I think this could genuinely be physics beyond the standard model. Even if it's confirmed with the remaining 94% of their dataset that they're still building, the only real impact I can see is quite a few string theorists out of a job. But it might unlock some physics that we could use to understand e.g. the early universe, event horizons, and other extreme regimes. When Gran Sasso was like "eyyyy guys, we got faster than light neutrinos!", that was a "no you don't, check your setup aaaaaaaaaand there's a loose cable" situation. This is not that. It's an entirely separate team of people refining and reconfirming not-yet-understood physics from an earlier team. Here's the announcement seminar: I'd love to talk shop with those guys. It's funny that I work in such a different branch of physics, but our lab setups are eerily similar. Ugh. I miss lab work.
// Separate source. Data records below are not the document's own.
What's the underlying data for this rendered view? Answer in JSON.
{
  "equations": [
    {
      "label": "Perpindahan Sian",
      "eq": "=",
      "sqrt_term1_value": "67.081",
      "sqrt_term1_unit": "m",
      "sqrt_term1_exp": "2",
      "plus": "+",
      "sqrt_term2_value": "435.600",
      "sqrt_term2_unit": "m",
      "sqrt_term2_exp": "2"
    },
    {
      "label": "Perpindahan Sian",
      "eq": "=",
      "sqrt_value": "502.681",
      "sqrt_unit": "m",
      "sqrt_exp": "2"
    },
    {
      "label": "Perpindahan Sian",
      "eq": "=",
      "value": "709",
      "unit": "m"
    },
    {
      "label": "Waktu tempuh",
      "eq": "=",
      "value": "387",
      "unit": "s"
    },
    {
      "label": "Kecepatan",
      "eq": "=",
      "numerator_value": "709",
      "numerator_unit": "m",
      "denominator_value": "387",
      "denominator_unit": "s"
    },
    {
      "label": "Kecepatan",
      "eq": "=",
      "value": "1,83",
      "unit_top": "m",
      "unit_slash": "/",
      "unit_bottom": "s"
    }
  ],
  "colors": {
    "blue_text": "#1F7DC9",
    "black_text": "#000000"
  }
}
I'm not a physicist or even a very smart man... but in this experiment, they did the math, knew what they were testing for, expected to see specific results... and didn't get those results. To an outsider, it looks like they went about the project in a slightly wrong-headed way, in that they set up a test to prove what they thought was true. Which is not how science is supposed to work... you set up a test that creates the conditions in which your hypothesis could be proven correct; not a test designed to confirm a specific expected result. So when the test didn't do what they expected, it is even more surprising. (If I am understanding this correctly.) So I'm thinking faulty instrumentation, wonky data - i.e. the usual suspects that defeat some scientific hypothesis - is not the cause of this unexpected wobble. Smarter people: Correct me if I'm wrong in any of this, please!